Reaching retirement goals with fixed income is more and more challenging. Why not consider an insured annuity?

April 2014

    

The combination of a life annuity and a life insurance contract may bring much higher yield of return than other fixed income products.

Benefits

  • Guaranteed, tax efficient income for life
  • Guaranteed death benefit and estate preservation.
  • Potential to outperform the after tax rate of return of traditional fixed income investments

Who can benefit from this strategy?

An Insured Annuity can be a strategy to consider for someone over the age of 60, in good health, risk averse, who requires an income from their investments, and wants to leave a guaranteed death benefit to their heirs or favourite charity.

How does it work?

An Insured Annuity works by purchasing a prescribed life annuity contract and a permanent life insurance contract with a death benefit equal to the capital invested in the annuity. Generally, payments received from the annuity are used:

  1. to pay the life insurance premium
  2. to pay the tax on the annuity
  3. to supplement retirement income

At death, the annuity payments typically cease and the life insurance death benefit is paid to the estate or named beneficiary. As both components play an important role, let’s review them individually.
 

CASE STUDY
Insured Annuity

Margaret is a recently widowed 70-year-old female. Her assets include a house that is paid for, a small pension rolled over from her late husband, $250,000 in a Registered Retirement Income Fund and $1.5 Million in a  fixed income portfolio from which she is currently drawing the majority of her retirement income. Her goal is to ensure that she has enough funds to live on and still be able to leave a guaranteed amount to her three children.

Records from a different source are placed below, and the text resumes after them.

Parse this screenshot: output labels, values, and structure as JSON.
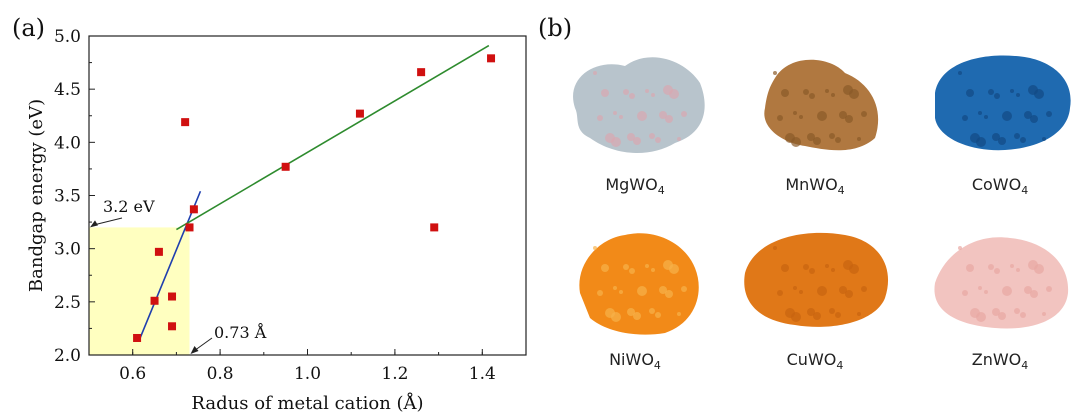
{
  "panels": {
    "a": "(a)",
    "b": "(b)"
  },
  "chart_data": {
    "type": "scatter",
    "xlabel": "Radus of metal cation (Å)",
    "ylabel": "Bandgap energy (eV)",
    "xlim": [
      0.5,
      1.5
    ],
    "ylim": [
      2.0,
      5.0
    ],
    "xticks": [
      "0.6",
      "0.8",
      "1.0",
      "1.2",
      "1.4"
    ],
    "yticks": [
      "2.0",
      "2.5",
      "3.0",
      "3.5",
      "4.0",
      "4.5",
      "5.0"
    ],
    "points": [
      {
        "x": 0.61,
        "y": 2.16
      },
      {
        "x": 0.65,
        "y": 2.51
      },
      {
        "x": 0.66,
        "y": 2.97
      },
      {
        "x": 0.69,
        "y": 2.27
      },
      {
        "x": 0.69,
        "y": 2.55
      },
      {
        "x": 0.72,
        "y": 4.19
      },
      {
        "x": 0.73,
        "y": 3.2
      },
      {
        "x": 0.74,
        "y": 3.37
      },
      {
        "x": 0.95,
        "y": 3.77
      },
      {
        "x": 1.12,
        "y": 4.27
      },
      {
        "x": 1.26,
        "y": 4.66
      },
      {
        "x": 1.29,
        "y": 3.2
      },
      {
        "x": 1.42,
        "y": 4.79
      }
    ],
    "fit_lines": [
      {
        "color": "#1f3fae",
        "x": [
          0.615,
          0.755
        ],
        "y": [
          2.14,
          3.54
        ]
      },
      {
        "color": "#2e8b2e",
        "x": [
          0.7,
          1.415
        ],
        "y": [
          3.18,
          4.91
        ]
      }
    ],
    "highlight_region": {
      "x": [
        0.5,
        0.73
      ],
      "y": [
        2.0,
        3.2
      ],
      "color": "#ffffc0"
    },
    "annotations": [
      {
        "text": "3.2 eV",
        "x": 0.5,
        "y": 3.2
      },
      {
        "text": "0.73 Å",
        "x": 0.73,
        "y": 2.0
      }
    ],
    "point_color": "#d01010",
    "grid": false
  },
  "samples": [
    {
      "name": "MgWO",
      "sub": "4",
      "color": "#b8c4cc",
      "accent": "#d8a8b0"
    },
    {
      "name": "MnWO",
      "sub": "4",
      "color": "#b07840",
      "accent": "#8a5a28"
    },
    {
      "name": "CoWO",
      "sub": "4",
      "color": "#1f6ab0",
      "accent": "#134a85"
    },
    {
      "name": "NiWO",
      "sub": "4",
      "color": "#f28a18",
      "accent": "#f7b24a"
    },
    {
      "name": "CuWO",
      "sub": "4",
      "color": "#e07818",
      "accent": "#c86410"
    },
    {
      "name": "ZnWO",
      "sub": "4",
      "color": "#f2c4c0",
      "accent": "#e8a8a2"
    }
  ]
}
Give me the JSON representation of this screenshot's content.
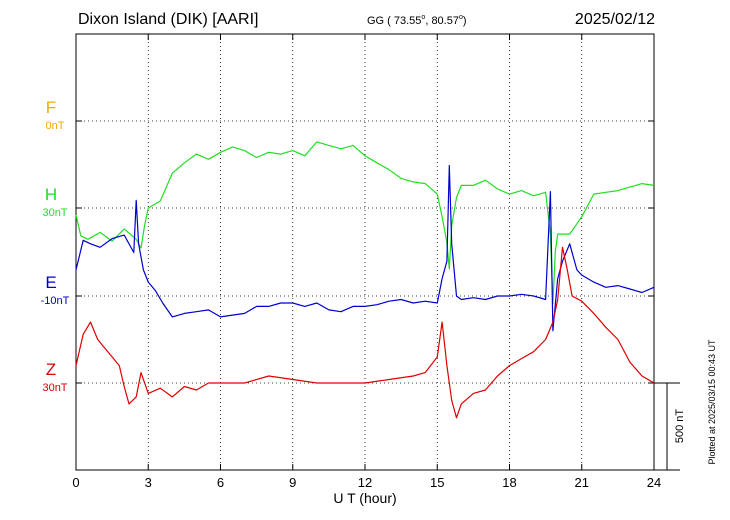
{
  "header": {
    "station": "Dixon Island (DIK)  [AARI]",
    "coords_prefix": "GG ( 73.55",
    "coords_mid": ",  80.57",
    "coords_suffix": ")",
    "date": "2025/02/12"
  },
  "footer": {
    "plotted_note": "Plotted at 2025/03/15 00:43 UT",
    "scale_label": "500 nT"
  },
  "chart_data": {
    "type": "line",
    "xlabel": "U T (hour)",
    "xlim": [
      0,
      24
    ],
    "x_ticks": [
      0,
      3,
      6,
      9,
      12,
      15,
      18,
      21,
      24
    ],
    "grid": true,
    "scale_bar_nT": 500,
    "components": [
      {
        "name": "F",
        "baseline_label": "0nT",
        "color": "#f2a900"
      },
      {
        "name": "H",
        "baseline_label": "30nT",
        "color": "#22dd22"
      },
      {
        "name": "E",
        "baseline_label": "-10nT",
        "color": "#0000cc"
      },
      {
        "name": "Z",
        "baseline_label": "30nT",
        "color": "#dd0000"
      }
    ],
    "series": [
      {
        "name": "H",
        "x": [
          0,
          0.2,
          0.5,
          1,
          1.5,
          2,
          2.5,
          2.7,
          2.85,
          3,
          3.5,
          4,
          4.5,
          5,
          5.5,
          6,
          6.5,
          7,
          7.5,
          8,
          8.5,
          9,
          9.5,
          10,
          10.5,
          11,
          11.5,
          12,
          12.5,
          13,
          13.5,
          14,
          14.5,
          15,
          15.2,
          15.4,
          15.5,
          15.6,
          15.8,
          16,
          16.5,
          17,
          17.5,
          18,
          18.5,
          19,
          19.5,
          19.7,
          19.8,
          19.9,
          20,
          20.5,
          21,
          21.5,
          22,
          22.5,
          23,
          23.5,
          24
        ],
        "y": [
          -40,
          -160,
          -180,
          -140,
          -190,
          -120,
          -180,
          -230,
          -100,
          0,
          40,
          200,
          260,
          310,
          280,
          320,
          350,
          330,
          290,
          320,
          310,
          330,
          300,
          380,
          360,
          340,
          360,
          300,
          260,
          220,
          170,
          150,
          140,
          80,
          -50,
          -200,
          -350,
          -100,
          60,
          130,
          130,
          160,
          110,
          80,
          100,
          70,
          90,
          -150,
          -550,
          -250,
          -150,
          -150,
          -50,
          80,
          90,
          100,
          120,
          140,
          130
        ]
      },
      {
        "name": "E",
        "x": [
          0,
          0.3,
          0.6,
          1,
          1.5,
          2,
          2.4,
          2.5,
          2.6,
          2.8,
          3,
          3.3,
          3.6,
          4,
          4.5,
          5,
          5.5,
          6,
          6.5,
          7,
          7.5,
          8,
          8.5,
          9,
          9.5,
          10,
          10.5,
          11,
          11.5,
          12,
          12.5,
          13,
          13.5,
          14,
          14.5,
          15,
          15.2,
          15.4,
          15.5,
          15.6,
          15.8,
          16,
          16.5,
          17,
          17.5,
          18,
          18.5,
          19,
          19.5,
          19.7,
          19.8,
          20,
          20.2,
          20.5,
          20.8,
          21,
          21.5,
          22,
          22.5,
          23,
          23.5,
          24
        ],
        "y": [
          150,
          320,
          300,
          280,
          330,
          350,
          250,
          550,
          300,
          150,
          80,
          30,
          -40,
          -120,
          -100,
          -90,
          -80,
          -120,
          -110,
          -100,
          -60,
          -60,
          -40,
          -40,
          -60,
          -40,
          -80,
          -90,
          -60,
          -60,
          -50,
          -30,
          -20,
          -40,
          -30,
          -40,
          100,
          200,
          750,
          300,
          0,
          -20,
          -10,
          -20,
          0,
          0,
          10,
          0,
          -20,
          600,
          -200,
          100,
          200,
          300,
          150,
          120,
          80,
          50,
          60,
          40,
          20,
          50
        ]
      },
      {
        "name": "Z",
        "x": [
          0,
          0.3,
          0.6,
          0.9,
          1.2,
          1.5,
          1.8,
          2,
          2.2,
          2.5,
          2.7,
          3,
          3.5,
          4,
          4.5,
          5,
          5.5,
          6,
          7,
          8,
          9,
          10,
          11,
          12,
          13,
          14,
          14.5,
          15,
          15.2,
          15.4,
          15.6,
          15.8,
          16,
          16.5,
          17,
          17.5,
          18,
          18.5,
          19,
          19.5,
          19.8,
          20,
          20.2,
          20.4,
          20.6,
          21,
          21.5,
          22,
          22.5,
          23,
          23.5,
          24
        ],
        "y": [
          100,
          280,
          350,
          250,
          200,
          150,
          100,
          -20,
          -120,
          -80,
          60,
          -60,
          -30,
          -80,
          -20,
          -40,
          0,
          0,
          0,
          40,
          20,
          0,
          0,
          0,
          20,
          40,
          60,
          150,
          350,
          100,
          -100,
          -200,
          -120,
          -60,
          -40,
          40,
          100,
          140,
          180,
          250,
          350,
          480,
          780,
          650,
          500,
          470,
          400,
          320,
          250,
          120,
          40,
          0
        ]
      }
    ]
  }
}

One solution to consider is for Margaret to use a portion of her fixed income portfolio to purchase a $500,000 Insured Annuity. In this way, Margaret could guarantee a specified minimum amount for each child on her death and provide herself with additional after-tax guaranteed income while she is alive. 

Fixed income vs Insured Annuity investment

 

Fixed Income

Insured Annuity

Investment

$500,000

$500,000

Annual income*

$20,000

$37,140

Marginal tax rate

45%

45%

Tax due

$9,000

$2,734

Cash flow

$11,000

$34,406

Cost of insurance

$0

$17,676

Net annual cash flow

$11,000

$16,730

Amount of funds
available at death

$500,000

$500,000


* Annuity rates will fluctuate. This income is for illustration purposes only. The guaranteed income amount on the date of purchase may be different. Gross annual income from the fixed income investment is assumed to be 4% per year. 
Note: This scenario uses a non-guaranteed prescribed annuity.

    

As you can see above, the Insured Annuity gives Margaret a better income than fixed income investments in many respects. On death, the initial $500,000 deposited into the annuity contract will be paid out as a death benefit from the life insurance policy, tax free, to Margaret’s beneficiaries.